There scatter'd oft, the earliest of the year,
By hands unseen are showers of violets found;
The redbreast loves to build and warble there,
And little footsteps lightly print the ground.

I have often wondered how Gray could bear to give up these sweet, tender and most natural lines. I have sometimes surmised that he thought them a little too much like Ambrose Philips's verses about children--Namby Pamby Philips, as the Pope set nicknamed that unfortunate writer.
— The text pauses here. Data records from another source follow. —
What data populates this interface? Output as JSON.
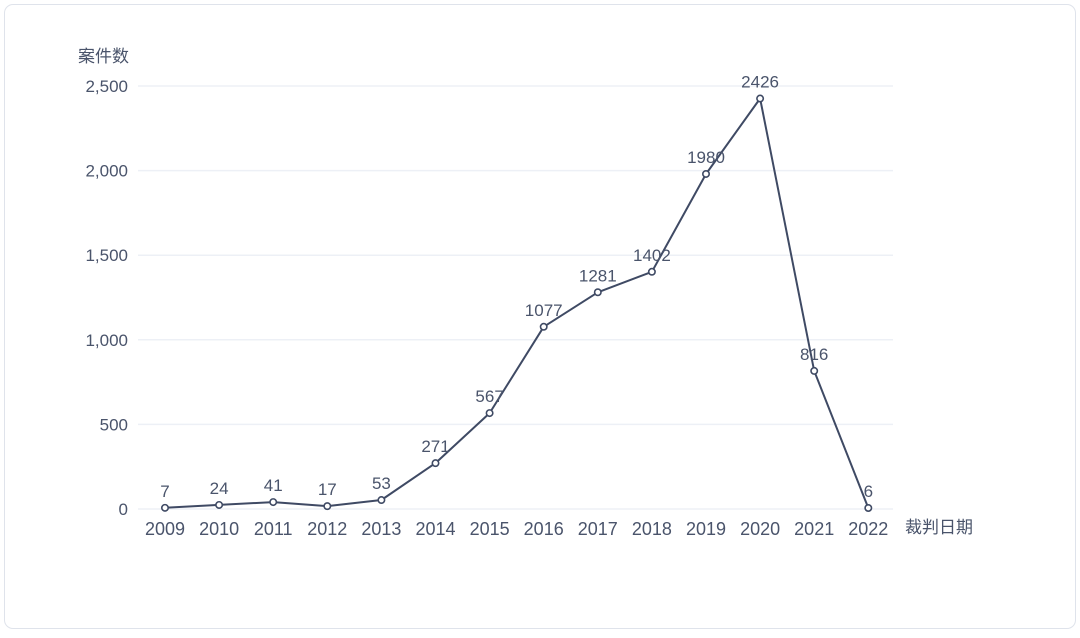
{
  "chart_data": {
    "type": "line",
    "title": "",
    "ylabel": "案件数",
    "xlabel": "裁判日期",
    "x": [
      "2009",
      "2010",
      "2011",
      "2012",
      "2013",
      "2014",
      "2015",
      "2016",
      "2017",
      "2018",
      "2019",
      "2020",
      "2021",
      "2022"
    ],
    "values": [
      7,
      24,
      41,
      17,
      53,
      271,
      567,
      1077,
      1281,
      1402,
      1980,
      2426,
      816,
      6
    ],
    "data_labels": [
      "7",
      "24",
      "41",
      "17",
      "53",
      "271",
      "567",
      "1077",
      "1281",
      "1402",
      "1980",
      "2426",
      "816",
      "6"
    ],
    "yticks": [
      0,
      500,
      1000,
      1500,
      2000,
      2500
    ],
    "ytick_labels": [
      "0",
      "500",
      "1,000",
      "1,500",
      "2,000",
      "2,500"
    ],
    "ylim": [
      0,
      2500
    ],
    "grid": "horizontal",
    "legend": "none",
    "colors": {
      "line": "#3f4a64",
      "marker_fill": "#ffffff",
      "text": "#4a546b",
      "gridline": "#edf0f6",
      "card_border": "#dfe3eb",
      "background": "#ffffff"
    }
  }
}
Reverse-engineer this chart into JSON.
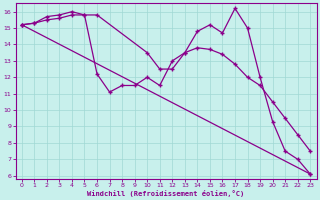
{
  "xlabel": "Windchill (Refroidissement éolien,°C)",
  "line_color": "#8B008B",
  "bg_color": "#c8f0ec",
  "grid_color": "#a0d8d4",
  "xlim": [
    -0.5,
    23.5
  ],
  "ylim": [
    5.8,
    16.5
  ],
  "yticks": [
    6,
    7,
    8,
    9,
    10,
    11,
    12,
    13,
    14,
    15,
    16
  ],
  "xticks": [
    0,
    1,
    2,
    3,
    4,
    5,
    6,
    7,
    8,
    9,
    10,
    11,
    12,
    13,
    14,
    15,
    16,
    17,
    18,
    19,
    20,
    21,
    22,
    23
  ],
  "line1_x": [
    0,
    1,
    2,
    3,
    4,
    5,
    6,
    10,
    11,
    12,
    13,
    14,
    15,
    16,
    17,
    18,
    19,
    20,
    21,
    22,
    23
  ],
  "line1_y": [
    15.2,
    15.3,
    15.7,
    15.8,
    16.0,
    15.8,
    15.8,
    13.5,
    12.5,
    12.5,
    13.5,
    14.8,
    15.2,
    14.7,
    16.2,
    15.0,
    12.0,
    9.3,
    7.5,
    7.0,
    6.1
  ],
  "line2_x": [
    0,
    1,
    2,
    3,
    4,
    5,
    6,
    7,
    8,
    9,
    10,
    11,
    12,
    13,
    14,
    15,
    16,
    17,
    18,
    19,
    20,
    21,
    22,
    23
  ],
  "line2_y": [
    15.2,
    15.3,
    15.5,
    15.6,
    15.8,
    15.8,
    12.2,
    11.1,
    11.5,
    11.5,
    12.0,
    11.5,
    13.0,
    13.5,
    13.8,
    13.7,
    13.4,
    12.8,
    12.0,
    11.5,
    10.5,
    9.5,
    8.5,
    7.5
  ],
  "line3_x": [
    0,
    23
  ],
  "line3_y": [
    15.2,
    6.1
  ],
  "marker": "+"
}
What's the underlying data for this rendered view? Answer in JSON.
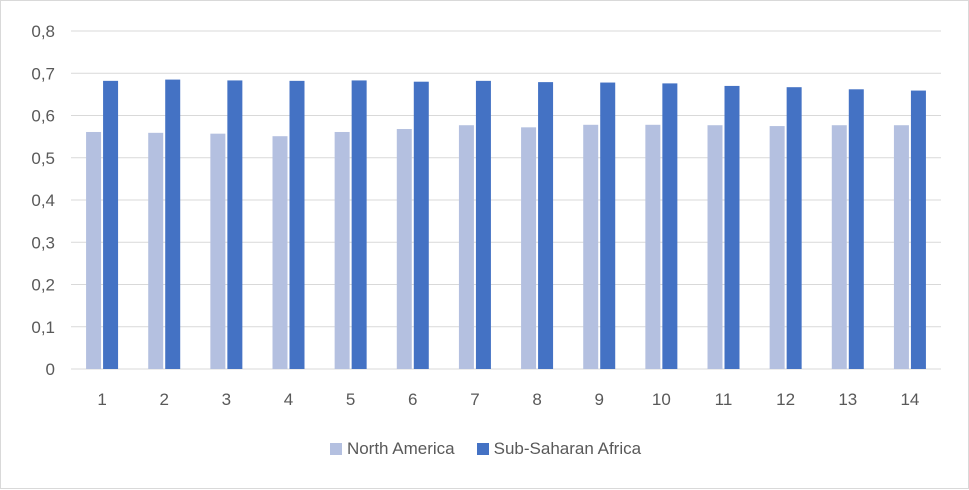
{
  "chart_data": {
    "type": "bar",
    "title": "",
    "xlabel": "",
    "ylabel": "",
    "categories": [
      "1",
      "2",
      "3",
      "4",
      "5",
      "6",
      "7",
      "8",
      "9",
      "10",
      "11",
      "12",
      "13",
      "14"
    ],
    "series": [
      {
        "name": "North America",
        "color": "#b4c0e0",
        "values": [
          0.561,
          0.559,
          0.557,
          0.551,
          0.561,
          0.568,
          0.577,
          0.572,
          0.578,
          0.578,
          0.577,
          0.575,
          0.577,
          0.577
        ]
      },
      {
        "name": "Sub-Saharan Africa",
        "color": "#4472c4",
        "values": [
          0.682,
          0.685,
          0.683,
          0.682,
          0.683,
          0.68,
          0.682,
          0.679,
          0.678,
          0.676,
          0.67,
          0.667,
          0.662,
          0.659
        ]
      }
    ],
    "ylim": [
      0,
      0.8
    ],
    "yticks": [
      "0",
      "0,1",
      "0,2",
      "0,3",
      "0,4",
      "0,5",
      "0,6",
      "0,7",
      "0,8"
    ],
    "grid": true,
    "legend_position": "bottom"
  }
}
I lingered about the churchyard until that long twilight, of which we know nothing in America, began to grow dimmer and dimmer. If it was still before, it seemed all the stiller now. I was glad that I had waited so long, because by doing so I understood all the better how true the Elegy is to nature. The neighborhood, with its agreeable variety of meadow and wood, has all the hundred charms of the gentle and winning English scenery. The hush, hardly broken even by the songs of the birds, brought forcibly to my mind that beautiful line of the Elegy: "And all the air a solemn stillness holds;" while that other line: "Now fades the glimmering landscape on the sight," is exactly true. The landscape did glimmer, and as I watched the sun go down, I pleased myself with the fancy that I was sitting just where the poet sat, as he revolved those lines which the world has got by heart. Just then came the cry of the cattle, and I knew why Gray wrote: "The lowing herd winds slowly o'er the lea," nor did I fail to encounter a plowman homeward plodding his weary way.